Texte intégral
A. Hausser.- On vous a reproché votre silence au lendemain des élections. Aujourd'hui, vous retrouvez votre voix. Qu'allez-vous faire ? Restez-vous au secrétariat national des Verts ? Changez-vous de vie ? Quittez-vous la politique ? Que devenez-vous ?
- "Avez-vous vraiment l'impression que c'est la question principale qui se pose aux Verts aujourd'hui ? Les Verts viennent de connaître un coup d'arrêt dans leur progression, manifeste depuis 1995, avec la première participation à une majorité gouvernementale depuis 1997, avec nos succès aux élections européennes, puis municipales et cantonales. Nous espérions mieux aux élections législatives. Nous avons subi, comme d'autres, le contrecoup du désamour, de la désaffection du peuple de gauche à l'égard du bilan de la majorité plurielle. Moins que d'autres, puisque nous progressons en voix. Cela dit, nous devons nous interroger sur notre avenir, sur la place qu'est la nôtre au sein de la société française et de la vie politique en France. Une fois que nous aurons arrêté des options stratégiques, viendra le moment de choisir quelle est la meilleure équipe pour l'incarner."
Ce sont les mots, c'est la théorie. Mais ce débat, il ne naît pas ; on ne l'entend pas chez vous...
- "On l'entend très bien. C'est-à-dire que nous sommes en train de réfléchir. Nous nous rencontrons à la fin du mois d'août à Saint-Jean-de-Mont en Vendée pour nos traditionnelles journées d'été. 1.500 militants vont se réunir pour réfléchir à l'avenir des Verts. Nous aurons à la fin de l'année un Congrès. Il n'y a aucune raison de hâter cette réflexion et de la faire sous la pression de l'extérieur. Les Verts se sont choisis un rythme de réflexion pour être sûr que cette réflexion associerait bien l'ensemble des militants."
La pression vient-elle de l'extérieur ou de l'intérieur ?
- "Elle vient des deux. C'est vrai que nombreux sont ceux qui aimeraient bien être "calife à la place du calife". Je souhaite, pour ma part, que les questions de personnes soient traitées après les questions de fond. Les Français ne nous pardonneraient pas une fois de plus de nous regarder avec des listes, de nous introspecter, en omettant les problèmes qui ont été mis en évidence par les élections législatives et présidentielles. Le haut niveau d'abstention, le haut niveau du vote en faveur de l'extrême-droite, la désaffection civique, le doute, la méfiance des électeurs de gauche à l'égard de ceux qui les représentent... Voilà autant de problèmes qu'il nous faut traiter, ainsi bien sûr, que le fait que tous les rouages de l'Etat sont aujourd'hui détenus par la droite, et qu'il nous faut incarner une alternative crédible."

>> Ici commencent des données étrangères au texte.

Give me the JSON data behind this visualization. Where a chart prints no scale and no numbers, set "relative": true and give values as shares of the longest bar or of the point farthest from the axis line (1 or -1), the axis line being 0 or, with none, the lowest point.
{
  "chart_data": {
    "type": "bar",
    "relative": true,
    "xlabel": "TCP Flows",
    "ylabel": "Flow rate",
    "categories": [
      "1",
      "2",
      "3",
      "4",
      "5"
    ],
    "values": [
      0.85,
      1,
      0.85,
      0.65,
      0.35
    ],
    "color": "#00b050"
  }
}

Et cette alternative, on l'acquiert en changeant fondamentalement le fonctionnement du parti. En fait, c'est cela que vous souhaitez. Vous souhaitez que le parti des Verts devienne un parti adulte. C'est ce que vous dites en gros...
- "Je vais vous donner un seul exemple : les Verts sont dirigés aujourd'hui par une équipe soi-disant collégiale de quinze personnes, composée à la proportionnelle des sensibilités et des courants des Verts. Est-ce qu'il existe un seul autre parti en Europe dans lequel la direction ne soit pas un minimum homogène et tire dans le même sens ? En Belgique par exemple, les Verts sont animés par une équipe de trois personnes qui est choisie sur la base d'un contrat, d'un travail à accomplir, qui doit rendre des comptes devant les militants."

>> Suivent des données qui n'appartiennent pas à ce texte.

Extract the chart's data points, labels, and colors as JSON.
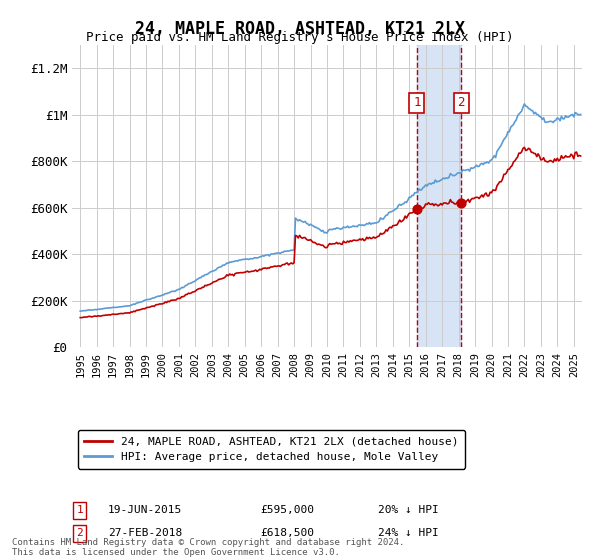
{
  "title": "24, MAPLE ROAD, ASHTEAD, KT21 2LX",
  "subtitle": "Price paid vs. HM Land Registry's House Price Index (HPI)",
  "ylim": [
    0,
    1300000
  ],
  "yticks": [
    0,
    200000,
    400000,
    600000,
    800000,
    1000000,
    1200000
  ],
  "ytick_labels": [
    "£0",
    "£200K",
    "£400K",
    "£600K",
    "£800K",
    "£1M",
    "£1.2M"
  ],
  "hpi_color": "#5b9bd5",
  "price_color": "#c00000",
  "sale1_date": 2015.46,
  "sale1_price": 595000,
  "sale1_label": "19-JUN-2015",
  "sale1_price_label": "£595,000",
  "sale1_hpi_label": "20% ↓ HPI",
  "sale2_date": 2018.15,
  "sale2_price": 618500,
  "sale2_label": "27-FEB-2018",
  "sale2_price_label": "£618,500",
  "sale2_hpi_label": "24% ↓ HPI",
  "legend_label1": "24, MAPLE ROAD, ASHTEAD, KT21 2LX (detached house)",
  "legend_label2": "HPI: Average price, detached house, Mole Valley",
  "footnote": "Contains HM Land Registry data © Crown copyright and database right 2024.\nThis data is licensed under the Open Government Licence v3.0.",
  "background_color": "#ffffff",
  "grid_color": "#cccccc",
  "shade_color": "#d6e4f5"
}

C'est cela que vous allez leur proposer ?
- "Je vais leur proposer en tout cas d'être moins brouillons, moins infantiles et de coller vraiment à nos exigences de démocratie participative à l'intérieur, et de clarification du message que nous passons à l'extérieur."

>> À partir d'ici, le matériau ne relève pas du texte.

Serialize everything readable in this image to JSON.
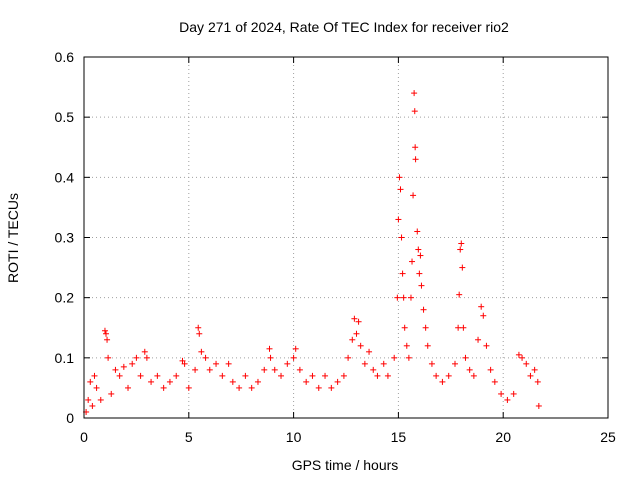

Quelles chances avez-vous de réussir ?
- "C'est une tâche de longue haleine. Je le savais en quittant le Gouvernement et en choisissant de reprendre des responsabilités à la tête des Verts. C'est une tâche qui ne pourra réussir que si les moyens sont donnés à l'équipe dirigeante d'animer vraiment ce mouvement, un mouvement qui ne dispose pas d'une majorité, qui est capable jour près jour de contester une ligne stratégique sans proposer une alternative. Avions-nous vraiment le choix de ne pas participer au Gouvernement de 1997 ? Aurions-nous gagné quoi que ce soit en termes de visibilité, de crédibilité, de lisibilité de nos propositions dans l'opinion, à adopter la posture de tous les mouvements d'extrême-gauche qui se sont crashés aux élections législatives ?"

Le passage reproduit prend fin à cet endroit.